🤖 AI Summary
Current foundation models struggle to simultaneously satisfy service robots’ requirements for distributed perception, geometrically reliable manipulation, and proactive human-robot collaboration; scaling model size alone does not ensure autonomy in human environments. This paper proposes an embodied multi-agent architecture wherein a large language model (LLM) serves as the coordination hub, decoupling perception, planning, actuation, and human delegation into modular, interoperable components to form a closed-loop system. We introduce three key innovations: (1) perception-dependent hierarchical planning, (2) failure-driven reflective reasoning, and (3) dynamic human delegation strategies—collectively enhancing geometric grounding and social adaptability. Over a three-month open deployment across heterogeneous robotic platforms, our approach achieves significant improvements in task success rate, environmental generalization, and collaborative efficiency.

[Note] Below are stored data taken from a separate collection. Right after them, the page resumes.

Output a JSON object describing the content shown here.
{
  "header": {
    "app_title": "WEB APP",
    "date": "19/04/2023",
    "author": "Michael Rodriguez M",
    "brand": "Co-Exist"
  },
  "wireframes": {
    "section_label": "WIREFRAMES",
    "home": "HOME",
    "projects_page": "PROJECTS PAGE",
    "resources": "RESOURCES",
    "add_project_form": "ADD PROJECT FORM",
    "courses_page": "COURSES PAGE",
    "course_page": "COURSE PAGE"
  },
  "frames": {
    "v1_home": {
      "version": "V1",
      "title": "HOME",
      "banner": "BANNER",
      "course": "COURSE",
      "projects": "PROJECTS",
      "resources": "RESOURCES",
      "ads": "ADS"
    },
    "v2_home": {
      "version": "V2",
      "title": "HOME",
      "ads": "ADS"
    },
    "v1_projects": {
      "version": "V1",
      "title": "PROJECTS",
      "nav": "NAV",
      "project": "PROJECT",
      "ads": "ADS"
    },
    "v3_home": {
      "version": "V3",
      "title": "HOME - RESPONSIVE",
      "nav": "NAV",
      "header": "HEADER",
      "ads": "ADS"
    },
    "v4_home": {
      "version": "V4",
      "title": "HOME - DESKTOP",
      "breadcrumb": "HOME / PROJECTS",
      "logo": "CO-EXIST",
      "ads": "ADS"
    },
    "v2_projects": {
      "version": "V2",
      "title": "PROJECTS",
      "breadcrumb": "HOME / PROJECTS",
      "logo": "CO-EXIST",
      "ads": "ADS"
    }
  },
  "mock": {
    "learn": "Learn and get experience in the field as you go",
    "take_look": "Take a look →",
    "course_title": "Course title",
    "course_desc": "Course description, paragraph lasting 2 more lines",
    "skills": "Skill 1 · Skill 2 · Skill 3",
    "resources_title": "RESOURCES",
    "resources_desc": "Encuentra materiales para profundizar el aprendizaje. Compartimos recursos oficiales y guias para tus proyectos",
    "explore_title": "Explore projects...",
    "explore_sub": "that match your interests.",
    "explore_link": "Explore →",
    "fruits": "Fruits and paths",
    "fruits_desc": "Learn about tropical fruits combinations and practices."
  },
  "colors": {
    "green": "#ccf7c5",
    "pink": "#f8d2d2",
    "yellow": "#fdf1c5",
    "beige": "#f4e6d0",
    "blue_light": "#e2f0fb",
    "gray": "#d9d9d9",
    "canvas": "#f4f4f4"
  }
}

Results empirically validate multi-agent orchestration—not monolithic LLM scaling—as a practical, scalable pathway toward deployable embodied intelligence.
📝 Abstract
Foundation models have become central to unifying perception and planning in robotics, yet real-world deployment exposes a mismatch between their monolithic assumption that a single model can handle all cognitive functions and the distributed, dynamic nature of practical service workflows. Vision-language models offer strong semantic understanding but lack embodiment-aware action capabilities while relying on hand-crafted skills. Vision-Language-Action policies enable reactive manipulation but remain brittle across embodiments, weak in geometric grounding, and devoid of proactive collaboration mechanisms. These limitations indicate that scaling a single model alone cannot deliver reliable autonomy for service robots operating in human-populated settings. To address this gap, we present InteractGen, an LLM-powered multi-agent framework that decomposes robot intelligence into specialized agents for continuous perception, dependency-aware planning, decision and verification, failure reflection, and dynamic human delegation, treating foundation models as regulated components within a closed-loop collective. Deployed on a heterogeneous robot team and evaluated in a three-month open-use study, InteractGen improves task success, adaptability, and human-robot collaboration, providing evidence that multi-agent orchestration offers a more feasible path toward socially grounded service autonomy than further scaling standalone models.